Forget GPS jamming, drone ‘spoofing’ is all the rage
The Global Positioning System (GPS) uses satellite radio waves to map restaurants on our smartphones, guide cars and monitor aircraft. For those who want to stop others from tracking their movement, GPS signals can be jammed — albeit illegally. And now, GPS signals can also be “spoofed.”
“A GPS spoofer, instead of just trying to jam the signal, tries to mimic [it],” says Todd Humphreys, a professor of Aerospace Engineering at the University of Texas, who spoke during a recent session at South by Southwest. “And if you can do this precisely enough, you can fool a receiver into tracking your [spoofed] signals instead of the authentic ones.”

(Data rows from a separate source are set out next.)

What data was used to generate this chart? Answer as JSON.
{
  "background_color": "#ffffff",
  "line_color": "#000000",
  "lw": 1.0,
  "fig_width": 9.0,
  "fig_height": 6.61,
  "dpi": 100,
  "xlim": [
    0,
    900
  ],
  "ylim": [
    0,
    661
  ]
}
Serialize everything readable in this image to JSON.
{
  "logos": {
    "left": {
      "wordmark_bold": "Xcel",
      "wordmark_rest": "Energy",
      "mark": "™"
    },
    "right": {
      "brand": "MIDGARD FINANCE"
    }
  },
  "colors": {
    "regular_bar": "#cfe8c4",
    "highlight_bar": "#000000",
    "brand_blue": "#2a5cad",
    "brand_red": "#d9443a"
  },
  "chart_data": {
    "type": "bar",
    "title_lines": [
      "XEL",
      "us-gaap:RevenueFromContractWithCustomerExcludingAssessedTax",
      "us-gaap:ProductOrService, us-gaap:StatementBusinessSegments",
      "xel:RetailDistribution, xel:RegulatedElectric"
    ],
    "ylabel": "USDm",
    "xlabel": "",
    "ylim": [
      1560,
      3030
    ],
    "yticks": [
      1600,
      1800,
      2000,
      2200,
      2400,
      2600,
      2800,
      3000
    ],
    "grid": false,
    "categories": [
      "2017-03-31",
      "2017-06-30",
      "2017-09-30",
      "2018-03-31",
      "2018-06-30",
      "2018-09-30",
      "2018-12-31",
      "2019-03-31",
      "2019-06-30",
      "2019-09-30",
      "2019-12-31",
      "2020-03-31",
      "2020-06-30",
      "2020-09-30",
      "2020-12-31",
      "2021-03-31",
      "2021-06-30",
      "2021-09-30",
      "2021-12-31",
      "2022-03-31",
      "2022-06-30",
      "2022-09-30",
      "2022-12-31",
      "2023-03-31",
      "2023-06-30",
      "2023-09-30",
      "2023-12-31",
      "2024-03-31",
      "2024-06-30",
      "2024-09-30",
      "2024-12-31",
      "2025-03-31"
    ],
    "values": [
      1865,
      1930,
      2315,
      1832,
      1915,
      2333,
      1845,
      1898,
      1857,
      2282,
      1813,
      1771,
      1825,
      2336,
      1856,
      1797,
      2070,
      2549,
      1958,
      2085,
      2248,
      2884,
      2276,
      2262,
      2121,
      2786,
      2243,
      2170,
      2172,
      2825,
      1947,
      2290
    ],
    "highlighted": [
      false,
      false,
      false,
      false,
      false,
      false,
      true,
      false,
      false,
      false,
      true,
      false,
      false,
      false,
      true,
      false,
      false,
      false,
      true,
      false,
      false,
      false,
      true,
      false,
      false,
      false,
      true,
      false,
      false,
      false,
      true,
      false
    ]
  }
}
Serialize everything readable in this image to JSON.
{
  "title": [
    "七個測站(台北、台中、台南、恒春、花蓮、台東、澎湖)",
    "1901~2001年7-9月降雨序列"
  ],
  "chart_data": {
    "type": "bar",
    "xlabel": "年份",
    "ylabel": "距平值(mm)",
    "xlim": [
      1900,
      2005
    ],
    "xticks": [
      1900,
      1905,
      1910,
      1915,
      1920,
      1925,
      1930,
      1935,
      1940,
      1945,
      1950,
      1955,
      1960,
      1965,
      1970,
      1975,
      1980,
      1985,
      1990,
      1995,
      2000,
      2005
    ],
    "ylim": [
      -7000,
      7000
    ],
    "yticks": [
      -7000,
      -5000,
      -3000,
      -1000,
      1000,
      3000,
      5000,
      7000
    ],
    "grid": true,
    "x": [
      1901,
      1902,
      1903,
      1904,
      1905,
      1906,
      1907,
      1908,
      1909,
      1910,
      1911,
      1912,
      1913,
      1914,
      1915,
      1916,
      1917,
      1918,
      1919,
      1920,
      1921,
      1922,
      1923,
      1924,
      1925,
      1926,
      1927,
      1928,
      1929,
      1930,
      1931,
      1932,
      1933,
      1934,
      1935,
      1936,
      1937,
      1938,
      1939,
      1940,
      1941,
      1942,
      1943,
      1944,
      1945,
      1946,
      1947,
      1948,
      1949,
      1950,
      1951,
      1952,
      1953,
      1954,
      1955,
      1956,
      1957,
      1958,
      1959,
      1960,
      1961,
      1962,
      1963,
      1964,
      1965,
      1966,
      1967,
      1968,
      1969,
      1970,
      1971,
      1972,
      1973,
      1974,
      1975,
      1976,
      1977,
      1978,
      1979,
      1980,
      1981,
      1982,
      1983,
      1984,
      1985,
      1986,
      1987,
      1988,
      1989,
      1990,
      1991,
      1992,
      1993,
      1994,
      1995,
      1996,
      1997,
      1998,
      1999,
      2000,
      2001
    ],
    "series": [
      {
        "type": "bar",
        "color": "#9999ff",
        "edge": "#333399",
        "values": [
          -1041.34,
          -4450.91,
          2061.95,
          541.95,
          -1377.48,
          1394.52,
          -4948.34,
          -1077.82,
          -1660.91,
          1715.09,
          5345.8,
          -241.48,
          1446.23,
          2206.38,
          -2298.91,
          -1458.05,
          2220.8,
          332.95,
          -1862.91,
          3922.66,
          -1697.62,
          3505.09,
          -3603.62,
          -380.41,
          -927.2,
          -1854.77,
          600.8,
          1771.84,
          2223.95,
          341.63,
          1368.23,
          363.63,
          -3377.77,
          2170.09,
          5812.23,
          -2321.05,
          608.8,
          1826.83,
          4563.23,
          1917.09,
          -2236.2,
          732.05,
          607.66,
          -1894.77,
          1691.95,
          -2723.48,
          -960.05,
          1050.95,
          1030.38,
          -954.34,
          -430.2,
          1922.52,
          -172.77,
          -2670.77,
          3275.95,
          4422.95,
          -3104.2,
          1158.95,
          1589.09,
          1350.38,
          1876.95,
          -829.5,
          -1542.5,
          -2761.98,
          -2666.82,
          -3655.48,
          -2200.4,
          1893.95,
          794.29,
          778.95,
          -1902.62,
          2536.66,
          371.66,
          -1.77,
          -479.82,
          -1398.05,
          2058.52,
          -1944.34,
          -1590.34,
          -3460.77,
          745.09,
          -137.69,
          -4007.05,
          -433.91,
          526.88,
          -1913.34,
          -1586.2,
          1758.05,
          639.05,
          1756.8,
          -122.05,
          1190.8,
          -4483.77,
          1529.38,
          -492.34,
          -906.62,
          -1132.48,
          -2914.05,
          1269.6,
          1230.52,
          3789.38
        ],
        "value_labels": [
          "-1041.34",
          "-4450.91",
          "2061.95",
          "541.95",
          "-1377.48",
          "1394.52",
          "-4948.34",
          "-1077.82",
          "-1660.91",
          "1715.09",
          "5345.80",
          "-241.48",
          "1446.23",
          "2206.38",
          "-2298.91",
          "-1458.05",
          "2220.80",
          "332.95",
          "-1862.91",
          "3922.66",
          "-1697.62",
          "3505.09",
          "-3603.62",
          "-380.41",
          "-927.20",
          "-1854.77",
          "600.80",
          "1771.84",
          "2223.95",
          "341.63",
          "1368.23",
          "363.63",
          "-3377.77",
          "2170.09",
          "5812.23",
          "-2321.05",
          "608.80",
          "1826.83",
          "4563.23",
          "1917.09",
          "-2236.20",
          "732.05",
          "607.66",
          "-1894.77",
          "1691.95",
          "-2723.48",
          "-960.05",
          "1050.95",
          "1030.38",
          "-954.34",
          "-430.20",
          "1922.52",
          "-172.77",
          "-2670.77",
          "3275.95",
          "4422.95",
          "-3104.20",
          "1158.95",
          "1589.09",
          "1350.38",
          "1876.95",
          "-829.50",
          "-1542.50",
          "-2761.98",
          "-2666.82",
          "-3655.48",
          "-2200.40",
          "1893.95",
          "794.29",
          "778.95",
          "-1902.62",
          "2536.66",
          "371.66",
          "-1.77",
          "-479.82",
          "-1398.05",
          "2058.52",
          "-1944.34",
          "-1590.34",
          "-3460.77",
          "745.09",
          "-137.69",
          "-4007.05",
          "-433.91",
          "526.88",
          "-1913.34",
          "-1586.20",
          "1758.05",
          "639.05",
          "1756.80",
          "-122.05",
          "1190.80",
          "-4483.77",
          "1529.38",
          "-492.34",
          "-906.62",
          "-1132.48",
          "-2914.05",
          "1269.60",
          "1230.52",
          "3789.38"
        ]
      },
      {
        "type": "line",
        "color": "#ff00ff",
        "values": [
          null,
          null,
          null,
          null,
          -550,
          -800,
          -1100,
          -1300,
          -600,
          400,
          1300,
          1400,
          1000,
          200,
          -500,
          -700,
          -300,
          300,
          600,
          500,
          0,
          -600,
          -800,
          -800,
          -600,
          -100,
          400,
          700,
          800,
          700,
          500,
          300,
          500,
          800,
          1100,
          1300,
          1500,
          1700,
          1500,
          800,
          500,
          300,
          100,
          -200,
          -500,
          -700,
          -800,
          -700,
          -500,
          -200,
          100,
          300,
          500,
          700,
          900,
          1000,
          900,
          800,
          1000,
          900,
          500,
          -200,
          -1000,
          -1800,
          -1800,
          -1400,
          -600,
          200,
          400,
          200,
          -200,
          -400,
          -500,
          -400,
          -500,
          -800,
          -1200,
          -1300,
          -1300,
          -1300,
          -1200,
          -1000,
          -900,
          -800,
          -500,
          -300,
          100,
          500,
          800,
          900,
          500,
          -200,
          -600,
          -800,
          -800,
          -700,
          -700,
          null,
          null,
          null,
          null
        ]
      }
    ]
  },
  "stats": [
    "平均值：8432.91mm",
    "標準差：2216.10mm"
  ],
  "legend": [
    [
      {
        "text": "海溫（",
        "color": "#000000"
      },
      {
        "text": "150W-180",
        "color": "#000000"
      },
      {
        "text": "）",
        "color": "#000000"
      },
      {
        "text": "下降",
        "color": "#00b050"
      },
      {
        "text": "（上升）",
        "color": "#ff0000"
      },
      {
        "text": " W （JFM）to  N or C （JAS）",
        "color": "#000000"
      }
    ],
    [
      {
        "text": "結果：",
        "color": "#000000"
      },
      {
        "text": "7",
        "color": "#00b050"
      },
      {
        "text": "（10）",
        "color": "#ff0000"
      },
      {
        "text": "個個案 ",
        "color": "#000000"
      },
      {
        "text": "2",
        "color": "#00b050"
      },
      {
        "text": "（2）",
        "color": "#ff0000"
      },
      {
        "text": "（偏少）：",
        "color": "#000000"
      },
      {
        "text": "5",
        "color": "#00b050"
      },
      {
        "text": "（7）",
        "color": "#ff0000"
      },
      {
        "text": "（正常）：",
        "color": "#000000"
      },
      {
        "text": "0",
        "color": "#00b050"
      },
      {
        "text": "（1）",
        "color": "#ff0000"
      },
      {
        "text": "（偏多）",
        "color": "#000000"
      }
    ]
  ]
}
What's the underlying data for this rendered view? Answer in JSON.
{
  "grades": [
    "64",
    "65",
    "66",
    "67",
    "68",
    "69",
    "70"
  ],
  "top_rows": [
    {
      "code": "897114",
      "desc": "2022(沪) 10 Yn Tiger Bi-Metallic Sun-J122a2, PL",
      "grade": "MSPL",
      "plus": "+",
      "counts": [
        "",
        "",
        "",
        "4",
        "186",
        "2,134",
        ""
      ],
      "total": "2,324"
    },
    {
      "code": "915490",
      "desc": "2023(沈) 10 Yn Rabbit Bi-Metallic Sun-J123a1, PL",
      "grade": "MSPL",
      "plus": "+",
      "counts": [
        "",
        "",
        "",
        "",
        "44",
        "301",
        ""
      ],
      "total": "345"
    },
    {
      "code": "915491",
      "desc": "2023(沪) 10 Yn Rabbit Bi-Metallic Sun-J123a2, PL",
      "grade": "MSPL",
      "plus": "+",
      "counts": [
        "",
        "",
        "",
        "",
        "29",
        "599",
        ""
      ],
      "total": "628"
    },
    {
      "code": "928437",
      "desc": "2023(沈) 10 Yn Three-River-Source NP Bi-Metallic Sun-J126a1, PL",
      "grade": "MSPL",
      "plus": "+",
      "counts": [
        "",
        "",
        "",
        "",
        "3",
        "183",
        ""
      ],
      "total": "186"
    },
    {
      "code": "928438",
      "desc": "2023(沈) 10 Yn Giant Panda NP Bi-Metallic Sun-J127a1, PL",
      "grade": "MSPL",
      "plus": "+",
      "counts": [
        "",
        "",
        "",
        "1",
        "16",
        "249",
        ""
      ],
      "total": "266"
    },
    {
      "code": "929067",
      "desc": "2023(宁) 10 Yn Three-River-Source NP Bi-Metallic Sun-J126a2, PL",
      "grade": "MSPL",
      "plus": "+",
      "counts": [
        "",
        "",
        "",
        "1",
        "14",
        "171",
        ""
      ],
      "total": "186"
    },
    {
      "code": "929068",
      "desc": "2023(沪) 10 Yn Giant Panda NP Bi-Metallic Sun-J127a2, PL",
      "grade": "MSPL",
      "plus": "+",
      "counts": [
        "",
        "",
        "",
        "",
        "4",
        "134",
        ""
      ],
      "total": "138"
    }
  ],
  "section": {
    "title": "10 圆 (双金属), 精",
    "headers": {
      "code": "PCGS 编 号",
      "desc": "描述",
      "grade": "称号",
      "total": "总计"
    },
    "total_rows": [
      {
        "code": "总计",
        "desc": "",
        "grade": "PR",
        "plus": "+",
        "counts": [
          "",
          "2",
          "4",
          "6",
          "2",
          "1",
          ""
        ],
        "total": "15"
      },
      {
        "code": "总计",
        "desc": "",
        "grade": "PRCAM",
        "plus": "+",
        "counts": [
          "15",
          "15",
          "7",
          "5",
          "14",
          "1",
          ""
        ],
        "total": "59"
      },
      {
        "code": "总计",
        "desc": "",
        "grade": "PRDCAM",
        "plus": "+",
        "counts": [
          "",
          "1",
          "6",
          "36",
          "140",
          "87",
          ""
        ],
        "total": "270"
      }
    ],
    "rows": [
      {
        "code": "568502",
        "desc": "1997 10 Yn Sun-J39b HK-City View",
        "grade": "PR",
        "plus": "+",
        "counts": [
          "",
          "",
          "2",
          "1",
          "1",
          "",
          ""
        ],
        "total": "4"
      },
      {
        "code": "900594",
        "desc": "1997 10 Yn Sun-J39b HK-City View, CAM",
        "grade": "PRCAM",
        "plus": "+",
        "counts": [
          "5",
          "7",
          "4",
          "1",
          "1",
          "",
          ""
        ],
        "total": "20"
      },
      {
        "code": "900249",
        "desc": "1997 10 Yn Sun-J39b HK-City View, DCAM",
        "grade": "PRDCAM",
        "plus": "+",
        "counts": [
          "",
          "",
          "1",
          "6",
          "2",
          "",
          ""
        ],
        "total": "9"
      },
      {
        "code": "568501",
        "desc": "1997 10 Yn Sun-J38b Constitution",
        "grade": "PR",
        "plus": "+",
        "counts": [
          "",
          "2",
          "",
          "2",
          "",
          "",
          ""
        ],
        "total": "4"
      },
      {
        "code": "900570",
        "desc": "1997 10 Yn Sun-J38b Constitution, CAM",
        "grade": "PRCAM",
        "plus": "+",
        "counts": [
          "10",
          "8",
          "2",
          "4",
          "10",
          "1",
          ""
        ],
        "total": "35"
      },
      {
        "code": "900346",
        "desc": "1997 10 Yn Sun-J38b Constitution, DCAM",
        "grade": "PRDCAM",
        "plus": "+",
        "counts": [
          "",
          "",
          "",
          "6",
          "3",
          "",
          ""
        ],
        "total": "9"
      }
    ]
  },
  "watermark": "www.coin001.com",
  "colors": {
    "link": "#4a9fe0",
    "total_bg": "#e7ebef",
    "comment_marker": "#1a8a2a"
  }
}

Humphreys and some of his students set out to test the possibility. They got an $80,000 pilotless aircraft — a drone — and flew it over an otherwise empty football stadium.
“The drone was commanded to hover in place, holding its position,” says 23-year-old graduate student Daniel Shepard, who ran the experiment. The team then told the drone’s GPS receiver that it wasn’t hovering — it was rising. “In response it plummeted towards the ground in rather dramatic fashion.”
The demonstration got the attention of Congress and Homeland Security which unlocked some funding to try to protect the GPS system from spoofing.